Dementia Research Centre, UCL Queen Square Institute of Neurology, University College London, London, UK.
Dementia Research Institute, University College London, London, UK.
J Neurol Neurosurg Psychiatry. 2024 Jul 15;95(8):748-752. doi: 10.1136/jnnp-2023-332067.
Consistent patterns of reduced cortical thickness have been identified in early Alzheimer's disease (AD). However, the pathological factors that influence rates of cortical thinning within these AD signature regions remain unclear.
Participants were from the Insight 46 substudy of the MRC National Survey of Health and Development (NSHD; 1946 British birth cohort), a prospective longitudinal cohort study. Linear regression was used to examine associations of baseline cerebral β-amyloid (Aβ) deposition, measured using florbetapir positron emission tomography, and baseline white matter hyperintensity volume (WMHV) on MRI, a marker of cerebral small vessel disease, with subsequent longitudinal changes in AD signature cortical thickness quantified from baseline and repeat MRI (mean [SD] interval 2.4 [0.2] years).
In a population-based sample of 337 cognitively normal older white adults (mean [SD] age at baseline 70.5 [0.6] years; 48.1% female), higher global WMHV at baseline related to faster subsequent rates of cortical thinning in both AD signature regions (~0.15%/year faster per 10 mL additional WMHV), whereas baseline Aβ status did not. Among Aβ positive participants (n=56), there was some evidence that greater global Aβ standardised uptake value ratio at baseline related to faster cortical thinning in the AD signature Mayo region, but this did not reach statistical significance (p=0.08).
Cortical thinning within AD signature regions may develop via cerebrovascular pathways. Perhaps reflecting the age of the cohort and relatively low prevalence of Aβ-positivity, robust Aβ-related differences were not detected. Longitudinal follow-up incorporating additional biomarkers will allow assessment of how these relationships evolve closer to expected dementia onset.

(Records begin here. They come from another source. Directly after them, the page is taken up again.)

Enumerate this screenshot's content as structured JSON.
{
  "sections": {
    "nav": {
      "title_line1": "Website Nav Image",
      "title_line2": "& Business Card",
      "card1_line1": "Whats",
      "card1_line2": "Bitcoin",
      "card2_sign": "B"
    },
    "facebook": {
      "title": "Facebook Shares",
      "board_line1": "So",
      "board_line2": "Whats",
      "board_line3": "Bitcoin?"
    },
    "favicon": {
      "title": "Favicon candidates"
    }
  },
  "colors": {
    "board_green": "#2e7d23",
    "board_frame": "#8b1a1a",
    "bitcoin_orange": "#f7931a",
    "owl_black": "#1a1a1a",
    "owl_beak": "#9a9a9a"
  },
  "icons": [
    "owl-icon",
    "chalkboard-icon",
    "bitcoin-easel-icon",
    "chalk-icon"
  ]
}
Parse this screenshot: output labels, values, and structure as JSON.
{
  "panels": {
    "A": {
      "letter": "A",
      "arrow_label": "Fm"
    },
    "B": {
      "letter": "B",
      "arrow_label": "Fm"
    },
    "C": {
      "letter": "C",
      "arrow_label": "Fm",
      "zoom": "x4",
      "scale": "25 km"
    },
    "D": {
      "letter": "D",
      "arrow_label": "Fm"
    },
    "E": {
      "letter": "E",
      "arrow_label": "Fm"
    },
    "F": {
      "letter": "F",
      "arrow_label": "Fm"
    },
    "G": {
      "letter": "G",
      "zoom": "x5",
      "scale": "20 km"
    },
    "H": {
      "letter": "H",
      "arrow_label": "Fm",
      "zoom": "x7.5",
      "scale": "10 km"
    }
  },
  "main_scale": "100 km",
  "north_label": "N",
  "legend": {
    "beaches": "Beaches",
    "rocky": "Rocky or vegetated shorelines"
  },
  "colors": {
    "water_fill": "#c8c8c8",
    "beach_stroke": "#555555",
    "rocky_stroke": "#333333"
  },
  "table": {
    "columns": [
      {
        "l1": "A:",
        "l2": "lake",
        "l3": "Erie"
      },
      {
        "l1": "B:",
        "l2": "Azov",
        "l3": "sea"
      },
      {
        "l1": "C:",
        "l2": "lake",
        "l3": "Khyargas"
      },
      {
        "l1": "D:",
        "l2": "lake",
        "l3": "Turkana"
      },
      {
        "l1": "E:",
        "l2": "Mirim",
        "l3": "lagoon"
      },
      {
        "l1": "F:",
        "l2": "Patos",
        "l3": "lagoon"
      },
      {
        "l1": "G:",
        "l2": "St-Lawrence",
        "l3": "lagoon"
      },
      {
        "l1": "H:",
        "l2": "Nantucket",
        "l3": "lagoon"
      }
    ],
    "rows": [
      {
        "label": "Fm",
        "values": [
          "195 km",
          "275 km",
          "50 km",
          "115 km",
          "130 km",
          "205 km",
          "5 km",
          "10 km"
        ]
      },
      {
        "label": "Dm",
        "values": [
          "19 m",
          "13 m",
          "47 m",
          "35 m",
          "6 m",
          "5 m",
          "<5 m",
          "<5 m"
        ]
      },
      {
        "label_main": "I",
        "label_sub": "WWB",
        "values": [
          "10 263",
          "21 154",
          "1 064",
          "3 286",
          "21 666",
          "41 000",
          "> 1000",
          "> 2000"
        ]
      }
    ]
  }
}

在早期阿尔茨海默病(AD)中,已经确定了皮质厚度减少的一致模式。然而,影响这些 AD 特征区域皮质变薄速度的病理因素尚不清楚。
参与者来自 MRC 国家健康与发展调查(NSHD;1946 年英国出生队列)Insight 46 子研究,这是一项前瞻性纵向队列研究。线性回归用于检查基线脑β-淀粉样蛋白(Aβ)沉积(使用 florbetapir 正电子发射断层扫描测量)与基线磁共振成像(MRI)上的白质高信号体积(WMHV)(脑小血管疾病的标志物)与 AD 特征皮质厚度的后续纵向变化之间的关联,AD 特征皮质厚度是从基线和重复 MRI 中量化得出的(平均[标准差]间隔 2.4[0.2]年)。
在基于人群的 337 名认知正常的老年白人成年人样本中(基线时的平均[标准差]年龄为 70.5[0.6]岁;48.1%为女性),基线时较高的全球 WMHV 与 AD 特征区域中更快的皮质变薄速度有关(每增加 10 mL 额外的 WMHV 就会增加约 0.15%/年),而基线 Aβ 状态则没有。在 Aβ 阳性参与者中(n=56),有一些证据表明,基线时较大的全球 Aβ 标准化摄取比值与 AD 特征 Mayo 区域更快的皮质变薄有关,但这并未达到统计学意义(p=0.08)。
AD 特征区域内的皮质变薄可能通过脑血管途径发展。也许反映了队列的年龄和相对较低的 Aβ 阳性率,没有检测到与 Aβ 相关的显著差异。纳入额外生物标志物的纵向随访将能够评估这些关系在接近预期痴呆发作时的演变情况。